The Republican alternative would cancel all of the military
spending cuts while mandating deep new reductions to domestic
programs, including social safety net activities that Democrats
want to protect.

A Defense Department spokesman said sequestration “would
have devastating effects on important defense and non-defense
programs.”

“If sequestration is triggered, the Department would be
forced to cut $55 billion in 2013 in an across-the-board,
senseless manner and it’s clear that allowing these
indiscriminate cuts would be irresponsible,” said Acting
Assistant Secretary of Defense for Public Affairs George Little.

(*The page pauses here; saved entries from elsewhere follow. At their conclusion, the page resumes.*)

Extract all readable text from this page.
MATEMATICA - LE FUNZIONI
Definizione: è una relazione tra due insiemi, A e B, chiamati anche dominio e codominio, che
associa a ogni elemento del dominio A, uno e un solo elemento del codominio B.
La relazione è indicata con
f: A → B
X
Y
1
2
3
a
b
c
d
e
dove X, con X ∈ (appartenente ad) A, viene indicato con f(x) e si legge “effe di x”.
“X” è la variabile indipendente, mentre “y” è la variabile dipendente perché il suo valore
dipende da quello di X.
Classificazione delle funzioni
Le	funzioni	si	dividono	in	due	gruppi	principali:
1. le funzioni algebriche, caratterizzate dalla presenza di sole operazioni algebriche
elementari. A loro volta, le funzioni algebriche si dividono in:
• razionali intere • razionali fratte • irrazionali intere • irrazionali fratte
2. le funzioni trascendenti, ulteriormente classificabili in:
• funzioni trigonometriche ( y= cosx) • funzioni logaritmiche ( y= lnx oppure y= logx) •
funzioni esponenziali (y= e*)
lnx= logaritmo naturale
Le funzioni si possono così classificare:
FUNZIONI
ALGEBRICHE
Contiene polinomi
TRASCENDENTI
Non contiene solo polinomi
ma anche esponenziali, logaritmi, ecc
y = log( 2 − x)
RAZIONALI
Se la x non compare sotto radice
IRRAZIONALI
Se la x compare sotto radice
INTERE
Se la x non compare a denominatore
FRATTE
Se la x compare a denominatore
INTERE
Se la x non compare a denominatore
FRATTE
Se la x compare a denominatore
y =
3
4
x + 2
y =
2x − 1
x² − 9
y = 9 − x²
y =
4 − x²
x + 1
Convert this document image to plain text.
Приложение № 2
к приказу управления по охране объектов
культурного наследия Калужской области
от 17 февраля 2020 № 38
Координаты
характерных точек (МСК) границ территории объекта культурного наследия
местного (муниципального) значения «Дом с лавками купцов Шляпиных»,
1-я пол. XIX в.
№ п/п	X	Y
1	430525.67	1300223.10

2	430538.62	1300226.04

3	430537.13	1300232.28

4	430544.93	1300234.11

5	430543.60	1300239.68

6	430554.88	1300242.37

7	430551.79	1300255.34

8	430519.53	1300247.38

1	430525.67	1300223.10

Despite the White House offer to work with Congress on a
new plan, there is no expectation any such effort would get
underway until after the Nov. 6 presidential and congressional
elections.

The 394-page document, which was transmitted electronically
by the White House, goes line by line through federal agency
programs, applying the percentage cuts to achieve the $109
billion in savings.

Most of these programs already have come under the budget
knife in previous deficit-reduction laws.